Ноябрь — декабрь 1822 г. Из Кишинева в Петербург.

(Черновое)

Я долго не отвечал тебе, мой милый Плетнев; собирался отвечать стихами, достойными твоих, но отложил попечения, положение твое против меня слишком выгодно, и ты слишком хорошо, умеючи им воспользовался. Если первый стих твоего послания написан так же от души, как и все прочие, — то я не раскаиваюсь в минутной моей несправедливости — она доставила неожиданное украшение словесности. Если же ты на меня сердит, то стихи твои, как они ни прелестны, никогда не утешат меня. Ты конечно б извинил мои легкомысленные строки, если б знал, как часто бываю подвержен так называемой хандре. В эти минуты я зол на целый свет, и никакая поэзия не шевелит моего сердца. Не подумай, однако, что не умею ценить неоспоримого твоего дарования. Чувство изящного не совсем во мне притупилось — и когда я в совершенной памяти — твоя гармония, поэтическая точность, благородство выражений, стройность, чистота в отделке стихов пленяют меня, как поэзия моих любимцев.

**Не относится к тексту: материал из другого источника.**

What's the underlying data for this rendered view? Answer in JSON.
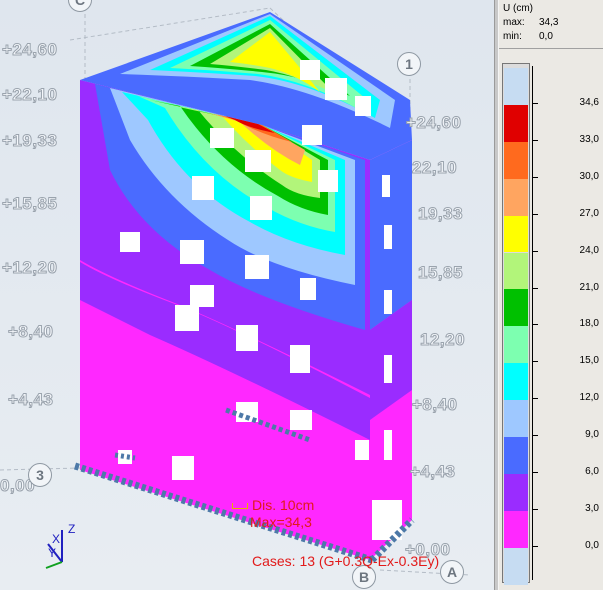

Не вполне подтверждаю то, что писал о твоей «Ироиде», но признаюсь — это стихотворение недостойно ни тебя, ни Батюшкова. Многие приняли его за сочинение последнего. Знаю, что с посредственным писателем этого не случится — но Батюшков, не будучи доволен твоей элегией, рассердился на тебя за ошибку других — а я рассердился после Батюшкова.

Извини мое чистосердечие, но оно залог моего к тебе уважения. Sine ira[35], милый певец, по рукам и до свидания.

По письмам моего брата вижу, что он с тобою дружен. Завидую ему и тебе.